古語拾遺 / 佐命の勲
逮于神武天皇東征之年。大伴氏遠祖日臣命帥督將元戎。剪除兇渠。佐命之勳無有比肩。物部氏遠祖饒速日命殺虜。帥衆歸順官軍。忠誠之效殊蒙襃寵。大和氏遠祖椎根津彥者迎引皇舟。表績香山之巓。賀茂縣主遠祖八咫烏者。奉導宸駕顯瑞菟田之徑。

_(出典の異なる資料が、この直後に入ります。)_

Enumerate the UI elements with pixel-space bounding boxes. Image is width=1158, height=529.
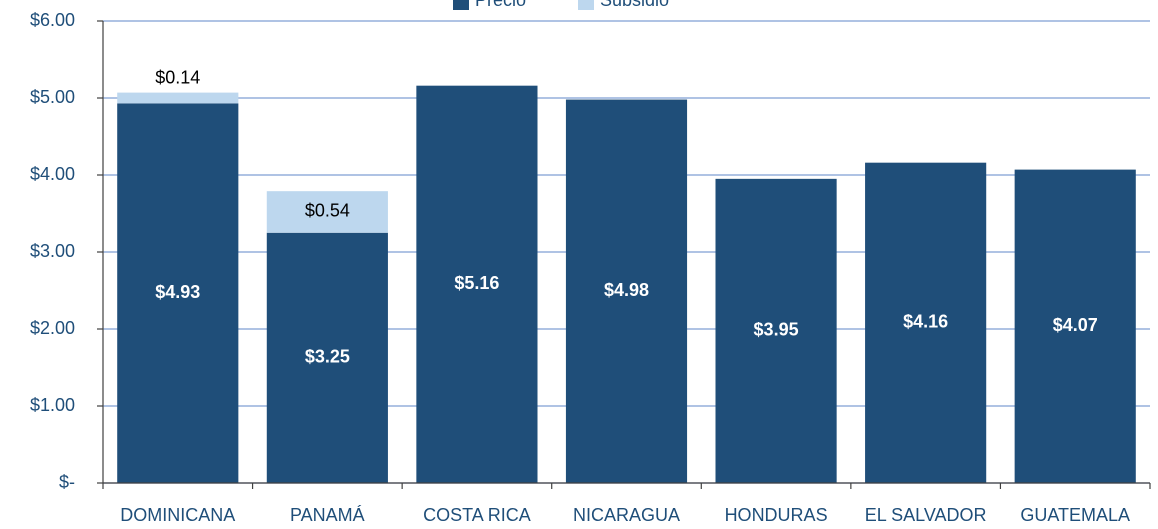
x-tick-label: PANAMÁ: [290, 505, 365, 525]
x-tick-label: NICARAGUA: [573, 505, 680, 525]
bar-segment: [266, 232, 388, 483]
value-label: $0.54: [305, 201, 350, 221]
value-label: $3.25: [305, 347, 350, 367]
x-tick-label: COSTA RICA: [423, 505, 531, 525]
y-tick-label: $2.00: [30, 318, 75, 338]
x-tick-label: HONDURAS: [725, 505, 828, 525]
x-tick-label: GUATEMALA: [1020, 505, 1130, 525]
y-tick-label: $4.00: [30, 164, 75, 184]
legend-label: Precio: [475, 0, 526, 10]
bar-segment: [865, 162, 987, 483]
value-label: $4.93: [155, 282, 200, 302]
legend-label: Subsidio: [600, 0, 669, 10]
bar-segment: [117, 103, 239, 483]
bar-segment: [266, 191, 388, 233]
value-label: $0.14: [155, 67, 200, 87]
x-tick-label: DOMINICANA: [120, 505, 235, 525]
y-tick-label: $1.00: [30, 395, 75, 415]
bar-segment: [117, 92, 239, 104]
bar-segment: [416, 85, 538, 484]
x-tick-label: EL SALVADOR: [865, 505, 987, 525]
y-tick-label: $3.00: [30, 241, 75, 261]
bar-segment: [565, 99, 688, 483]
y-tick-label: $6.00: [30, 10, 75, 30]
legend-swatch: [453, 0, 469, 10]
value-label: $4.98: [604, 280, 649, 300]
value-label: $3.95: [754, 320, 799, 340]
y-tick-label: $-: [59, 472, 75, 492]
y-tick-label: $5.00: [30, 87, 75, 107]
value-label: $5.16: [454, 273, 499, 293]
value-label: $4.07: [1053, 315, 1098, 335]
value-label: $4.16: [903, 312, 948, 332]
bar-segment: [1014, 169, 1136, 484]
legend-swatch: [578, 0, 594, 10]
bar-segment: [715, 178, 837, 483]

新字:逮于神武天皇東征之年。大伴氏遠祖日臣命帥督将元戎。剪除兇渠。佐命之勲無有比肩。物部氏遠祖饒速日命殺虜。帥衆帰順官軍。忠誠之効殊蒙褒寵。大和氏遠祖椎根津彥者迎引皇舟。表績香山之巓。賀茂県主遠祖八咫烏者。奉導宸駕顕瑞菟田之径。
書き下し
神武天皇東征の年に逮びて、大伴氏の遠祖日臣命、将元戎を帥督し、兇渠を剪除す。佐命の勲、比肩する有る無し。物部氏の遠祖饒速日命、殺虜し、衆を帥いて官軍に帰順す。忠誠の効、殊に襃寵を蒙る。大和氏の遠祖椎根津彦は皇舟を迎え引き、績を香山の巓に表す。賀茂県主の遠祖八咫烏は、宸駕を奉導し、瑞を菟田の径に顕す。
現代語訳
神武天皇の東征の年になって、大伴氏の遠祖である日臣命が精鋭の軍を率い、賊の首魁を討ち除いた。天命を助けた功は、並ぶ者がない。物部氏の遠祖である饒速日命は敵を討ち、衆を率いて官軍に帰順した。その忠誠の働きは、とりわけ厚い褒賞を受けた。大和氏の遠祖である椎根津彦は天皇の舟を迎え導き、その功を香山の頂に示した。賀茂県主の遠祖である八咫烏は、天皇の車を先導し、しるしを菟田の路に示した。
解説
建国の場面が、四つの氏族の功績表として書かれている。日臣命は戦い、饒速日命は寝返って帰順し、椎根津彦は舟を導き、八咫烏は道を示した。武力だけでなく、投降と、道案内が同じ列に並んでいるのが面白い。古語拾遺は斎部氏が自家の功績を訴えるために書かれた書である。だからこの功績表は単なる回顧ではなく、誰がどれだけ働いたかを確認する意味を持つ。後段の「所遺十一条」で広成が訴えるのは、まさにこの功績と現在の待遇が釣り合っていないということだった。創業時の貢献を記録に残すこと自体が、後の分配をめぐる主張の土台になる。